Arivind told us that Ganga-ji, the goddess in the form of the river Ganges, is also known as Liquified Wisdom.  How I love those words:  Liquified Wisdom.

We were among a crowd of some 75,000 people.  This morning, in my head,  I can still hear the drum beat and loud devotional music set to Bollywood tunes ringing in my ears as thousands of Saraswati devotees paraded the streets celebrating the festival of the Goddess of Wisdom.  We linked arms and did our best not to lose anyone in our group.  Miraculously, we all stayed together.  I think our guide Arvind was a shepherd in another life, as he is very good at keeping us together.

Tens of thousands attend the Aarti, the nightly ceremony to say good night to Mother Ganga. the Ganges River

Thousands attend the Aarti, the nightly ceremony to say good night to Mother Ganga, the Ganges River

7 Brahmin priests perform the nightly Aarti. Bells and conch shells deafen ears, mantra sung over loud speakers, peaceful feeling among the crowd praying to The Great River.

Seven Brahmin priests perform the nightly Aarti. The 7 priests and 7 platforms represent the 7 levels of consciousness. Bells and conch shells deafen ears and mantra is sung over loud speakers.  Oddly, one is left feeling peaceful among the crowd praying to The Great River.

Brahmin priests at the Aarti Ceremony

Brahmin priests at the Aarti Ceremony

Varanasi is also known by her spiritual name, Kashi, the City of Light.  Yesterday, Peggy gave me a beautiful hand written prayer that she carries around, a Muslim prayer that reads more like a poem.  I read this poem and carried it around in my pocket all day yesterday.  The prayer/poem is a universal prayer and you don’t have to be a Muslim, or any religion at all, to feel the power of the words.  I felt it calmed and grounded me as we explored the inner sanctum of Varanasi.  In fact, amid all the chaos yesterday, I felt completely present in a way I have never felt before on my three previous trips to Varanasi.

The Duaa of Light  (to Fran from Peggy)

Oh Allah, Place light in my heart

Light in my tongue

Light in my hearing

Light in my sight

Light behind me, light in front of me

Light on my right, light on my left

Light above me, light below me

Place light in my sinew,

In my hair and in my skin.

Place light in my soul

And make light abundant for me.

Make me light and grant me light.

Bob taught me a new word yesterday:  phantasmagoria.  India is Phantasmagoria!  Here is the definition of phantasmagoria:

1 : an exhibition of optical effects and illusions. 2a : a constantly shifting complex succession of things seen or imagined. b : a scene that constantly changes.

Here is yet another definition:

phantasmagoria.
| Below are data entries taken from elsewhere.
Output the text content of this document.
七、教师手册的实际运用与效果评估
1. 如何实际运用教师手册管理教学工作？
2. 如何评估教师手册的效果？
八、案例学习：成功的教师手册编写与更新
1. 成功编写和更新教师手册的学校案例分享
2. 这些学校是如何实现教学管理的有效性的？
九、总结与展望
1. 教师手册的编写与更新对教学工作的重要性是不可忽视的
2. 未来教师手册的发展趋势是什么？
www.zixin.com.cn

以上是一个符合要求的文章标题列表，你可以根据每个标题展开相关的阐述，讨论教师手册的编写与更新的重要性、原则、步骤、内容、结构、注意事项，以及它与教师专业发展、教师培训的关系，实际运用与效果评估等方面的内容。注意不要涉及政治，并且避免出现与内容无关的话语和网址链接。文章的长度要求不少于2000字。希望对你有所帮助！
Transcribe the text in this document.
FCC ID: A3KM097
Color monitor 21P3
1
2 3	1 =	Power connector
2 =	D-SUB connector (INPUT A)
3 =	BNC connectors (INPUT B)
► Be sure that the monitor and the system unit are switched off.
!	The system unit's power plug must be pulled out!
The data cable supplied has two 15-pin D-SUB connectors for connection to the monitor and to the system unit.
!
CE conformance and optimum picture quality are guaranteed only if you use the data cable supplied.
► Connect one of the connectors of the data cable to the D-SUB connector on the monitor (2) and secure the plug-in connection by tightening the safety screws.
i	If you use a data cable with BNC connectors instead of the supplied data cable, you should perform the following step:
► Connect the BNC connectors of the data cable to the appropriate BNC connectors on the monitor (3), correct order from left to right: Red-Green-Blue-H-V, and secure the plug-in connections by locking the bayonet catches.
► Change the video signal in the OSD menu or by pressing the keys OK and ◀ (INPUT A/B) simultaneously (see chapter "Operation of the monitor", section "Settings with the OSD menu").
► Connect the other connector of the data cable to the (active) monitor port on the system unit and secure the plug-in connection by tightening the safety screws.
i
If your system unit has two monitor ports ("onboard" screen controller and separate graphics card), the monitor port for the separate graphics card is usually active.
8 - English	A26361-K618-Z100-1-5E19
Dream-like visions can be called a phantasmagoria. … Even when you’re awake, if you see odd or fantastic things — either real or imagined — they’re a phantasmagoria. The word was invented by a French dramatist in 1801, who used the Greek word for “image,” phantasma to make the French word phantasmagorie.

Phantasmagoria happens when events, images, information, sound, and sensory overload keeps coming at us faster than we can process them.  India offers up a visual representation of events that are OVERWHELMING.  The mind can go into rejection mode or frustration mode and we can become confused, unhappy, disgusted, dissatisfied with the moment’s experiences…OR, the mind can enter the state of phantasmagoria, where images of stark contrasts start to merge, where one enters a dream-like state of mind, where a possible stillness and a deep feeling of being completely present occurs. In this state of mind, you simply are both the observer and the participant, you cease trying to make sense of everything and there is a serene sense that everything is as it is meant to be at that very moment and even if it isn’t, it no longer matters.  Phantasmagoria isn’t necessarily a negative phenomenon.  In fact, yesterday as I was experiencing phantasmagoria, I dug my feet deeper into the earth, cleared my mind, shut off my internal dialog, tuned in to my breathing, centered my being, took it all in, and became one with everything and everyone around me in Varanasi!